Publié : 3 mars 2026 à 18h00 par La rédaction

Le défi solidaire de l’ADAPEI du Cantal à Paris

Onze coureurs de l’ADAPEI du Cantal participeront ce dimanche 8 mars 2026 au semi‑marathon de Paris, une aventure sportive et inclusive portée par des valeurs communes.

ADAPEI CANTAL
ADAPEI CANTAL
Crédit : JOELLE MEGE

 

L’ADAPEI du Cantal vivra une aventure humaine ce dimanche 8 mars 2026 lors du semi‑marathon de Paris. Onze coureurs cantaliens seront au départ : neuf salariés et deux personnes accompagnées par l’association. Un défi à la fois sportif, solidaire et profondément inclusif.
 

Une épreuve autour de valeurs partagées

Pour l’ADAPEI du Cantal, cette participation dépasse la performance chronométrique. Selon son président Alain Coste : "C'est une épreuve sportive autour du partage de valeurs communes". Il insiste sur l’esprit collectif : "Être une épreuve mais de solidarité et le but c'est qu'à l'arrivée, on soit tous ensemble pour fêter cet événement". Le groupe réunit des salariés venus de sites différents : aides-soignants, AES et apprentis tous unis derrière un même objectif.
 

Un engagement fort pour l’inclusion

Jean Berthuis, éducateur spécialisé à l’IME de Marmagnac, s’investit depuis longtemps dans la course à pied.

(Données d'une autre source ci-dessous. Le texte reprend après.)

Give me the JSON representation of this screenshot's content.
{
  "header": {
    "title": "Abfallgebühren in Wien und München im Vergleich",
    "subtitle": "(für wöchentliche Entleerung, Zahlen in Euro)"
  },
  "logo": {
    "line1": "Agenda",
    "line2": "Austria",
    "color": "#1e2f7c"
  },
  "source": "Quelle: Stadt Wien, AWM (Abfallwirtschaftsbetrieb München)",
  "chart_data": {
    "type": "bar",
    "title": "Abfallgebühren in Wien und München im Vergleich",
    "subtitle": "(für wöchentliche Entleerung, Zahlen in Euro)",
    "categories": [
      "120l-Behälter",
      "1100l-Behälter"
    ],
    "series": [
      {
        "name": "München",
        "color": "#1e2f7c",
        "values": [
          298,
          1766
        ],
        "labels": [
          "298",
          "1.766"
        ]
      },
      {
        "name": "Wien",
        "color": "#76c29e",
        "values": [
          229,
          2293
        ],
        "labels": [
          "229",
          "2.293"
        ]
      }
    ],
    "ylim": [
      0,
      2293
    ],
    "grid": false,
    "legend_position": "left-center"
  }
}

Il voit dans ce projet une dimension essentielle : "C'est un projet qui me tient à cœur depuis longtemps, notamment de pouvoir faire participer une personne en situation de handicap à un semi‑marathon". Lui-même habitué des trails locaux et nationaux, il accompagnera l’un des deux participants en situation de handicap.
 
Parmi eux, Jean‑Émile Tible, très enthousiaste à l’idée de vivre un tel rendez-vous : "Je suis content d'être avec les autres et aussi pour participer le dépassement de soi et aussi parce que 48.000 personnes, je crois, et je suis très content parce que c'est un grand événement". Âgé de 20 ans de pratique de course à pied, il travaille en cuisine au collège de Saint‑Sernin.
 

Une joëlette sur 21 km

La seconde personne accompagnée participera grâce à une joëlette, une chaise adaptée pour les courses. Les salariés se relaieront pour pousser l’équipement tout au long des 21 km. Charlotte Bordes, surveillante de nuit à Mauriac, s’y prépare sérieusement : "Ça fait deux mois que je suis à une prépa, je fais trois sorties par semaine à peu près, mais ça va le faire. On est une belle équipe, on va y arriver".
 
À l’arrivée, la joëlette déploiera les ailes  de la marque Rouge, Cantal Auvergne,  une manière de valoriser le Cantal sur cette grande épreuve parisienne. Des supporters feront aussi le déplacement pour encourager les participants et partager avec eux ce moment fort de solidarité et d’inclusion.